Hydrological dam safety analyses should assess the frequency curve of maximum reservoir water levels in flood events, by routing a large set of inflow hydrographs in the reservoir. Routing processes in the reservoir will depend on several variables, such as flood peak and hydrograph volume. Therefore, bivariate analyses are required for hydrological dam safety analyses. In addition, hydrometeorological simulations are required to generate possible hydrograph shapes that characterise the catchment response in flood events. Adequate hyetograph shapes will be required as input data for calibrating the model.
In this study, the Cuerda del Pozo Dam in central Spain is selected as case study. Hydrographs associated with the annual maximum peak flows lead to storm durations of several days. Therefore, hyetographs of several days based on intensity-duration-frequency curves are required to generate the runoff volumes given by the univariate frequency curve of hydrograph volumes. Design hyetographs of several days with a short time step can generate sharp hydrographs that require unreasonable model parameter values to smooth flood peaks.

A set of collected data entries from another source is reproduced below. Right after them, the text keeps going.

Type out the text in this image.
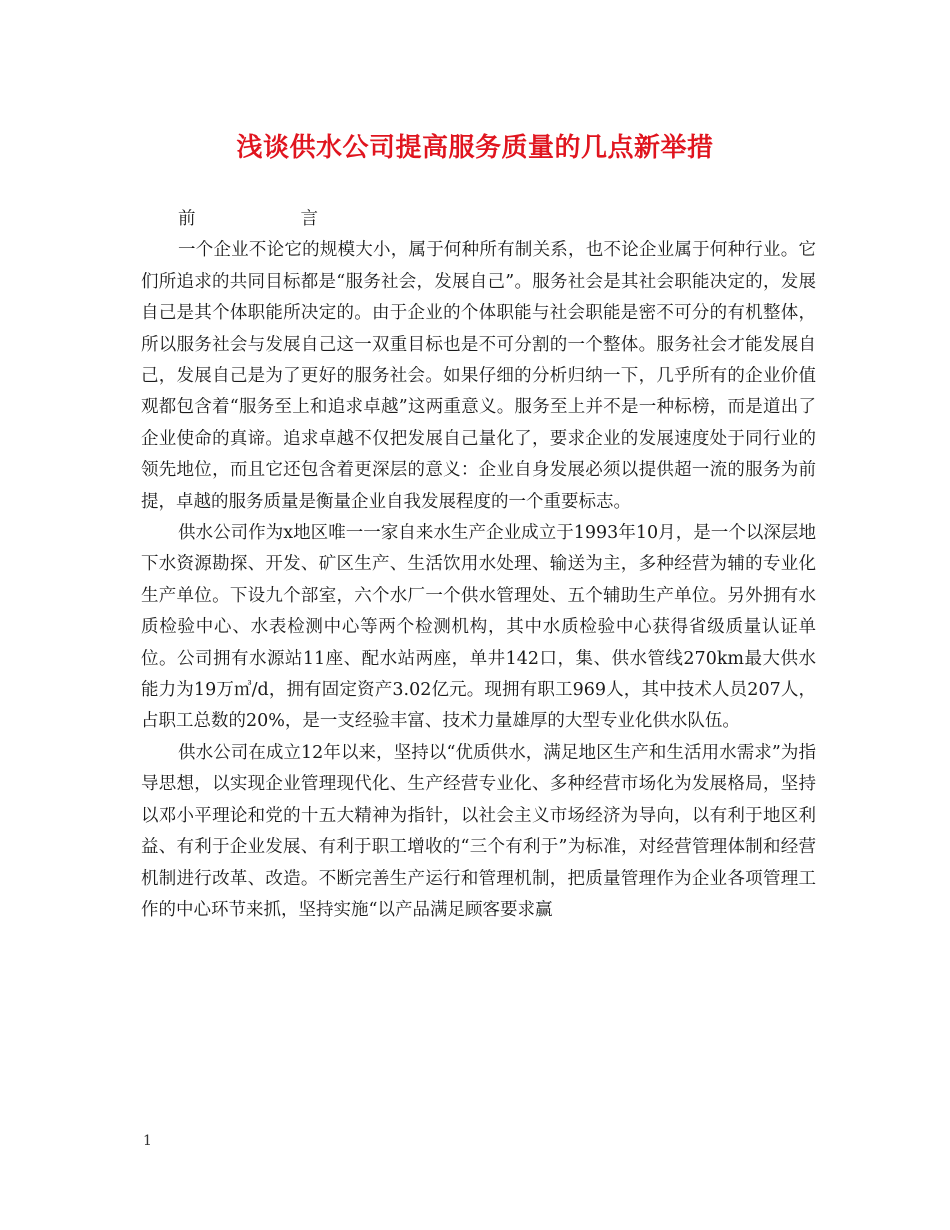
浅谈供水公司提高服务质量的几点新举措
前      言

一个企业不论它的规模大小，属于何种所有制关系，也不论企业属于何种行业。它们所追求的共同目标都是“服务社会，发展自己”。服务社会是其社会职能决定的，发展自己是其个体职能所决定的。由于企业的个体职能与社会职能是密不可分的有机整体，所以服务社会与发展自己这一双重目标也是不可分割的一个整体。服务社会才能发展自己，发展自己是为了更好的服务社会。如果仔细的分析归纳一下，几乎所有的企业价值观都包含着“服务至上和追求卓越”这两重意义。服务至上并不是一种标榜，而是道出了企业使命的真谛。追求卓越不仅把发展自己量化了，要求企业的发展速度处于同行业的领先地位，而且它还包含着更深层的意义：企业自身发展必须以提供超一流的服务为前提，卓越的服务质量是衡量企业自我发展程度的一个重要标志。

供水公司作为x地区唯一一家自来水生产企业成立于1993年10月，是一个以深层地下水资源勘探、开发、矿区生产、生活饮用水处理、输送为主，多种经营为辅的专业化生产单位。下设九个部室，六个水厂一个供水管理处、五个辅助生产单位。另外拥有水质检验中心、水表检测中心等两个检测机构，其中水质检验中心获得省级质量认证单位。公司拥有水源站11座、配水站两座，单井142口，集、供水管线270km最大供水能力为19万㎥/d，拥有固定资产3.02亿元。现拥有职工969人，其中技术人员207人，占职工总数的20%，是一支经验丰富、技术力量雄厚的大型专业化供水队伍。

供水公司在成立12年以来，坚持以“优质供水，满足地区生产和生活用水需求”为指导思想，以实现企业管理现代化、生产经营专业化、多种经营市场化为发展格局，坚持以邓小平理论和党的十五大精神为指针，以社会主义市场经济为导向，以有利于地区利益、有利于企业发展、有利于职工增收的“三个有利于”为标准，对经营管理体制和经营机制进行改革、改造。不断完善生产运行和管理机制，把质量管理作为企业各项管理工作的中心环节来抓，坚持实施“以产品满足顾客要求赢

1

Design hyetographs with long time steps could lead to excessively smooth hydrographs with lower flood peaks than observed. A sensitivity analysis is carried out to identify the most suitable hyetograph shape to calibrate flood peaks and hydrograph volumes with reasonable model parameter values.
The calibrated rainfall-runoff model is used to generate a set of possible synthetic hydrograph shapes. A bivariate analysis is performed to generate random pairs of peak flow and hydrograph volume that fit the univariate frequency curves. A given synthetic hydrograph shape is assigned to each pair of peak flow and hydrograph volume. Hydrological safety of the Cuerda del Pozo Dam is assessed by using a long set of 500 000 inflow hydrographs.